Veel familie verloren
Op dinsdagavond werden Mina en haar zusje gered door schippers uit Yerseke. "Die kwamen het grote gat door met hun bootjes. We werden naar Goes gebracht en later mochten we een onbewoonbaar verklaarde woning in Walcheren hebben. Daar hebben we nog anderhalf jaar, want zolang duurde het voor het water weg was en het land weer kon."
Uiteindelijk is ze veel familie verloren aan de gevolgen van de ramp. "Ik ben op die ene dag mijn broer verloren, mijn oma, oom, tante, nichten, neefjes en toen we weer terugkwamen was je ook heel veel vriendinnetjes kwijt", vertelt ze geëmotioneerd.
Tekst gaat verder onder de X.
De grootste Nederlandse natuurramp, de Watersnoodramp in 1953, wordt vandaag herdacht. "Sinds de ramp is er veel gedaan op het gebied van waterveiligheid. Maar dat heeft wel 1.836 slachtoffers gekost", zegt directeur van het Watersnoodmuseum Lianne Kooiman. #WNL pic.twitter.com/ZeFgbKVZpj
— WNL Vandaag (@WNLVandaag) February 1, 2024
Het leeft nog altijd onder de bevolking
Inmiddels is ze met haar man samen vrijwilligerswerk gaan doen bij het Watersnoodmuseum in Ouwerkerk en gaat ze scholen lang om haar verhaal te doen. "Volgende week mag ik het nog steeds op de school van mijn kleinzoon vertellen. Ik vind het belangrijk dat de jeugd het weet, want dat is de toekomst. Dat zijn de ingenieurs en dijkwerkers."
In totaal vonden 1836 mensen de dood, vertelt operationeel directeur van het Watersnoodmuseum Lianne Kooiman. Vandaag vindt dan ook de jaarlijkse herdenking plaats bij het Watersnoodmonument in Ouwerkerk. "Mensen komen bij elkaar. Mensen die zelf iemand zijn verloren in 1953, maar ook mensen die nog nabestaanden hebben."
Heb je Goedemorgen Nederland gemist? Kijk de aflevering hier terug op NPO Start.
De Ramp van '53 leeft nog steeds onder de bevolking, merkt ook vrijwilliger Corrie Vijverberg op. Zij overleefde de ramp toen ze zelf amper 11 maanden oud was.

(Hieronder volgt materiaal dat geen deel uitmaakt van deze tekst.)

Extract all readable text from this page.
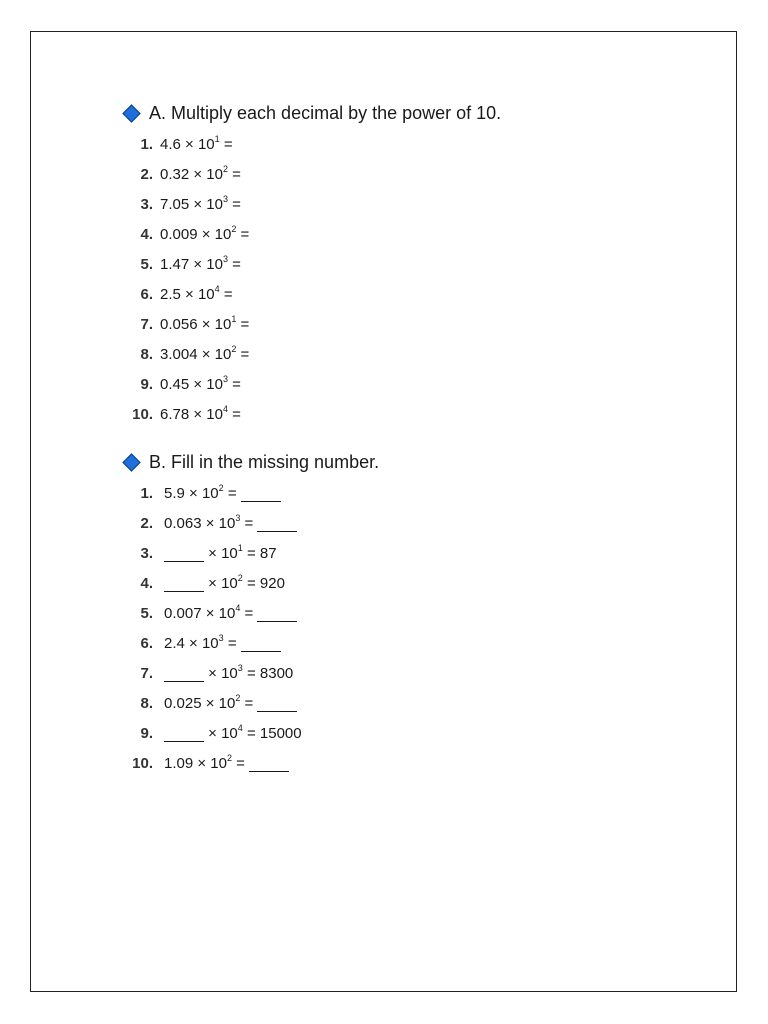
A. Multiply each decimal by the power of 10.
1. $4.6 \times 10^1$ =
2. $0.32 \times 10^2$ =
3. $7.05 \times 10^3$ =
4. $0.009 \times 10^2$ =
5. $1.47 \times 10^3$ =
6. $2.5 \times 10^4$ =
7. $0.056 \times 10^1$ =
8. $3.004 \times 10^2$ =
9. $0.45 \times 10^3$ =
10. $6.78 \times 10^4$ =
B. Fill in the missing number.
1. $5.9 \times 10^2$ =
2. $0.063 \times 10^3$ =
3.	× $10^1 = 87$
4.	× $10^2 = 920$
5. $0.007 \times 10^4$ =
6. $2.4 \times 10^3$ =
7.	× $10^3 = 8300$
8. $0.025 \times 10^2$ =
9.	× $10^4 = 15000$
10. $1.09 \times 10^2$ =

Thuis werd er maar amper over gesproken. "Alleen de 'leuke' dingen werden dan verteld."
Mensen verdrongen het leed vooral. Dat is volgens haar in de afgelopen jaren gelukkig veranderd. "Elke dag merk je dat niet. Dat is bij de herdenking", vertelt ze. "En als het stormt merk je dat. Dat zit er toch een beetje in bij die Zeeuwen. Dat water, daar moet je op letten."